Multimodal large language models (MLLMs) have demonstrated promise on publicly available dermatology benchmarks. However, benchmark performance may not generalize to real-world dermatologic decision-making. To quantify this benchmark-to-bedside gap, we evaluated four open-weight MLLMs (InternVL-Chat v1.5, LLaVA-Med v1.5, SkinGPT4 and MedGemma-4B-Instruct) and one commercial MLLM (GPT-4.1) across three publicly available dermatology datasets and a retrospective multi-site hospital-based dermatology consultation cohort comprising 5,811 cases and 46,405 clinical images. Models were evaluated on two clinically relevant tasks: differential diagnosis generation and severity-based triage. Diagnostic performance was modest on public datasets and declined substantially in the real-world cohort.
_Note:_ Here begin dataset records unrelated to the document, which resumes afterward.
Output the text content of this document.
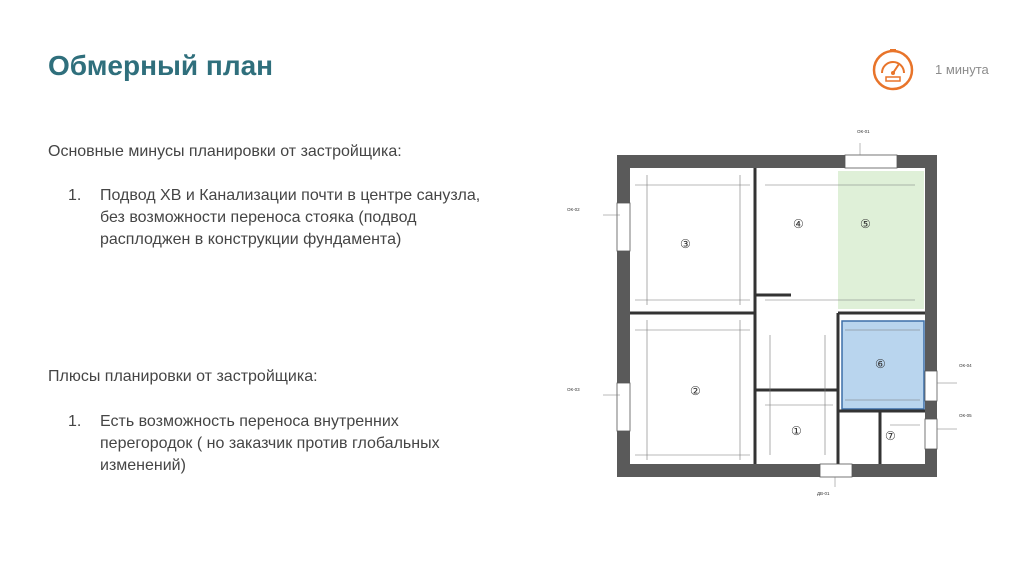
Обмерный план	1 минута
Основные минусы планировки от застройщика:
1.	Подвод ХВ и Канализации почти в центре санузла, без возможности переноса стояка (подвод расплоджен в конструкции фундамента)
Плюсы планировки от застройщика:
1.	Есть возможность переноса внутренних перегородок ( но заказчик против глобальных изменений)
ОК-01
ОК-02
ОК-03
ОК-04
ОК-05
ДВ-01
③
④	⑤
②
⑥
①	⑦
On public benchmarks, top-3 diagnostic accuracy reached 26.55% for the best open-weight model and 42.25% for GPT-4.1. On real-world consultation cases using images alone, top-3 diagnostic accuracy fell to 1.50%-13.35% among open-weight models and 24.65% for GPT-4.1. Incorporating clinical context improved performance across all models, increasing top-3 diagnostic accuracy up to 28.75% among open-weight models and 38.93% for GPT-4.1. However, model outputs were highly sensitive to incomplete or erroneous consultation context. For severity-based triage, models achieved moderate sensitivity (above 60%), suggesting potential utility for screening but insufficient reliability for clinical deployment. These findings demonstrate that benchmark performance substantially overestimates the real-world clinical capability of current dermatology MLLMs.